5. Student Loan Payments Through Income-Driven Repayment Plans
Federal student loan borrowers have a legal right under the Higher Education Act to enroll in income-driven repayment (IDR) plans that cap monthly payments at a percentage of their discretionary income. This is not a forgiveness program and it is not discretionary on the part of the loan servicer. It is a legally mandated option that every federal student loan servicer is required to offer to eligible borrowers. The current IDR plans include Income-Based Repayment (IBR), Pay As You Earn (PAYE), and the Saving on a Valuable Education (SAVE) plan, each with slightly different payment calculations and eligibility rules.

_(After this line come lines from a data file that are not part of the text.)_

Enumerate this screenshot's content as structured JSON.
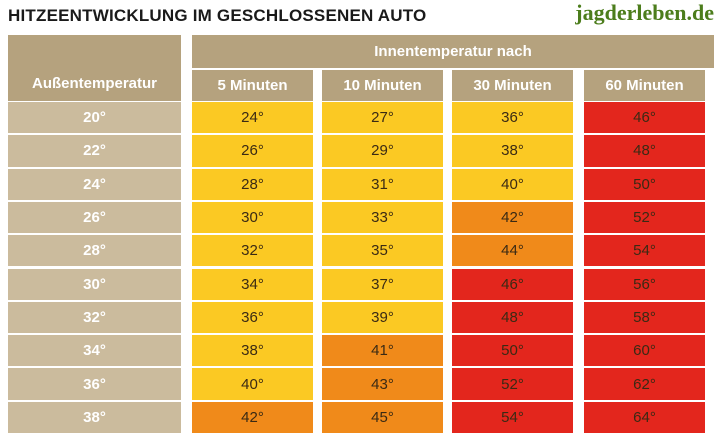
{
  "title": "HITZEENTWICKLUNG IM GESCHLOSSENEN AUTO",
  "brand": "jagderleben.de",
  "colors": {
    "header": "#b5a27e",
    "row_label": "#cbbb9d",
    "yellow": "#fbc923",
    "orange": "#f08a1a",
    "red": "#e3261d"
  },
  "chart_data": {
    "type": "table",
    "row_header": "Außentemperatur",
    "group_header": "Innentemperatur nach",
    "columns": [
      "5 Minuten",
      "10 Minuten",
      "30 Minuten",
      "60 Minuten"
    ],
    "rows": [
      "20°",
      "22°",
      "24°",
      "26°",
      "28°",
      "30°",
      "32°",
      "34°",
      "36°",
      "38°"
    ],
    "values": [
      [
        "24°",
        "27°",
        "36°",
        "46°"
      ],
      [
        "26°",
        "29°",
        "38°",
        "48°"
      ],
      [
        "28°",
        "31°",
        "40°",
        "50°"
      ],
      [
        "30°",
        "33°",
        "42°",
        "52°"
      ],
      [
        "32°",
        "35°",
        "44°",
        "54°"
      ],
      [
        "34°",
        "37°",
        "46°",
        "56°"
      ],
      [
        "36°",
        "39°",
        "48°",
        "58°"
      ],
      [
        "38°",
        "41°",
        "50°",
        "60°"
      ],
      [
        "40°",
        "43°",
        "52°",
        "62°"
      ],
      [
        "42°",
        "45°",
        "54°",
        "64°"
      ]
    ],
    "cell_colors": [
      [
        "yellow",
        "yellow",
        "yellow",
        "red"
      ],
      [
        "yellow",
        "yellow",
        "yellow",
        "red"
      ],
      [
        "yellow",
        "yellow",
        "yellow",
        "red"
      ],
      [
        "yellow",
        "yellow",
        "orange",
        "red"
      ],
      [
        "yellow",
        "yellow",
        "orange",
        "red"
      ],
      [
        "yellow",
        "yellow",
        "red",
        "red"
      ],
      [
        "yellow",
        "yellow",
        "red",
        "red"
      ],
      [
        "yellow",
        "orange",
        "red",
        "red"
      ],
      [
        "yellow",
        "orange",
        "red",
        "red"
      ],
      [
        "orange",
        "orange",
        "red",
        "red"
      ]
    ]
  }
}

Under the most favorable current plan, a borrower whose income falls below a specified threshold can have their monthly payment reduced to zero legally and without penalty. Borrowers who are currently paying a standard repayment amount but whose income qualifies them for a lower IDR payment are paying more than the law requires them to pay. Enrollment is handled through the Federal Student Aid income-driven repayment portal and typically takes under 30 minutes to complete online. Understanding your full range of income-based bill caps across all five of these bill categories simultaneously can reduce a household’s total monthly obligations by hundreds of dollars using legal mechanisms that already exist and require only an application to access.